Kernaussage des Urteils:

Auch wenn der KV eine Stichtagsregelung vorsieht, ist bei Wechsel des Beschäftigungsausmaßes eine Mischberechnung durchzuführen, sodass die Sonderzahlungen aliquot entsprechend des unterschiedlichen Beschäftigungsausmaßes im Kalenderjahr zustehen.

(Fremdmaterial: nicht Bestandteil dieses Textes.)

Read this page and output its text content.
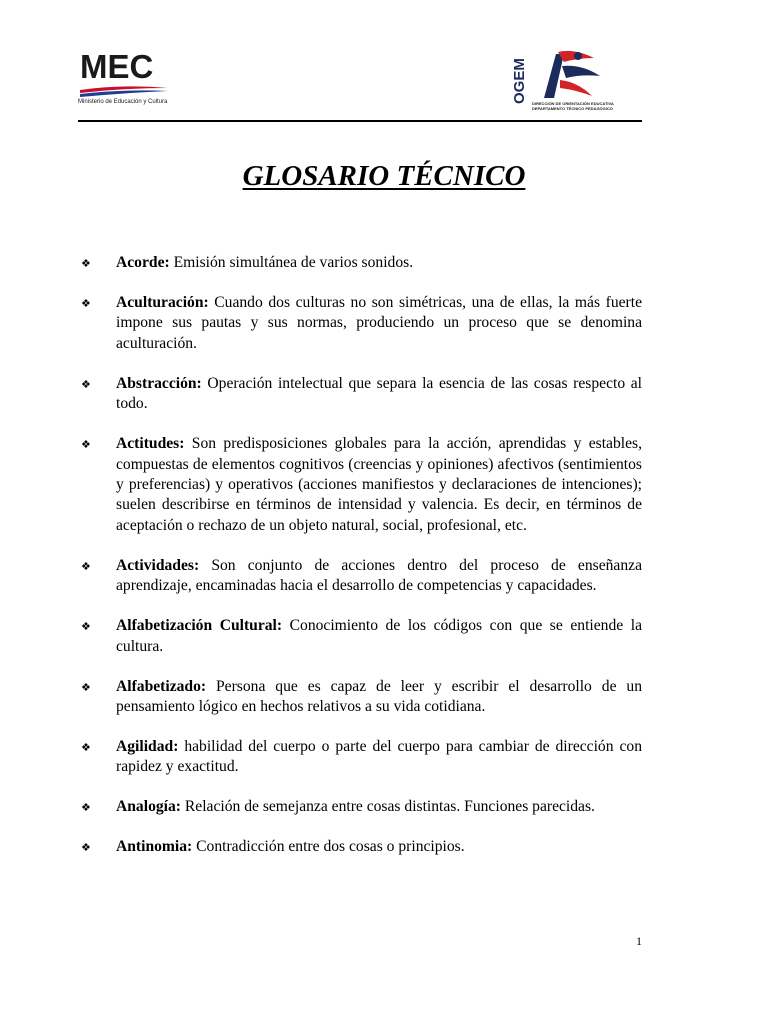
MEC
Ministerio de Educación y Cultura	OGEM DIRECCIÓN DE ORIENTACIÓN EDUCATIVA
DEPARTAMENTO TÉCNICO PEDAGÓGICO
GLOSARIO TÉCNICO
❖ Acorde: Emisión simultánea de varios sonidos.
❖ Aculturación: Cuando dos culturas no son simétricas, una de ellas, la más fuerte impone sus pautas y sus normas, produciendo un proceso que se denomina aculturación.
❖ Abstracción: Operación intelectual que separa la esencia de las cosas respecto al todo.
❖ Actitudes: Son predisposiciones globales para la acción, aprendidas y estables, compuestas de elementos cognitivos (creencias y opiniones) afectivos (sentimientos y preferencias) y operativos (acciones manifiestos y declaraciones de intenciones); suelen describirse en términos de intensidad y valencia. Es decir, en términos de aceptación o rechazo de un objeto natural, social, profesional, etc.
❖ Actividades: Son conjunto de acciones dentro del proceso de enseñanza aprendizaje, encaminadas hacia el desarrollo de competencias y capacidades.
❖ Alfabetización Cultural: Conocimiento de los códigos con que se entiende la cultura.
❖ Alfabetizado: Persona que es capaz de leer y escribir el desarrollo de un pensamiento lógico en hechos relativos a su vida cotidiana.
❖ Agilidad: habilidad del cuerpo o parte del cuerpo para cambiar de dirección con rapidez y exactitud.
❖ Analogía: Relación de semejanza entre cosas distintas. Funciones parecidas.
❖ Antinomia: Contradicción entre dos cosas o principios.
1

Begründung des OGH: "Die Aliquotierung der Sonderzahlungen bei Änderungen des Beschäftigungsausmaßes ist zur Herstellung eines gerechten Ausgleichs der sozialen und wirtschaftlichen Interessen geboten, weil damit die Höhe der Sonderzahlungen vom tatsächlich verdienten Entgelt abhängig gemacht wird und nicht von einer möglicherweise bloß zufälligen Bezugsgröße zum Fälligkeitszeitpunkt."
 
Bei einem Wechsel (im OGH-Anlassfall) von 5  Wochenstunden auf 33 Wochenstunden ist die Höhe der Sonderzahlung somit nicht auf Basis der 33 Stunden zum Stichtag zu berechnen gewesen, sondern auf Basis einer Mischberechnung.
 
Bitte beachten Sie, dass Sie nun bereits mit der Auszahlung der Weihnachtsremuneration 2016 uU eine geänderte Abrechnung der Sonderzahlungen durchführen müssen!
 

Konkretes Beispiel aus dem IT-KV

Arbeitnehmerin erhält ab 1.1.2017 für eine vereinbarte NAZ von 30h/Woche ein Monatsgrundgehalt von EUR 2.202,-- brutto. Ab 1.4.2017 wird die vereinbarte NAZ auf 15h/Woche und somit ein Monatsgrundgehalt von EUR 1.101,-- brutto reduziert. Der mit dem Juni-Gehalt 2017 ausbezahlte Urlaubszuschuss ist auf Basis einer Mischberechnung zu ermitteln, somit EUR 1.376,25 brutto (3* 2.202 + 9* 1.101 = 16.515 / 12 => 1.376,25).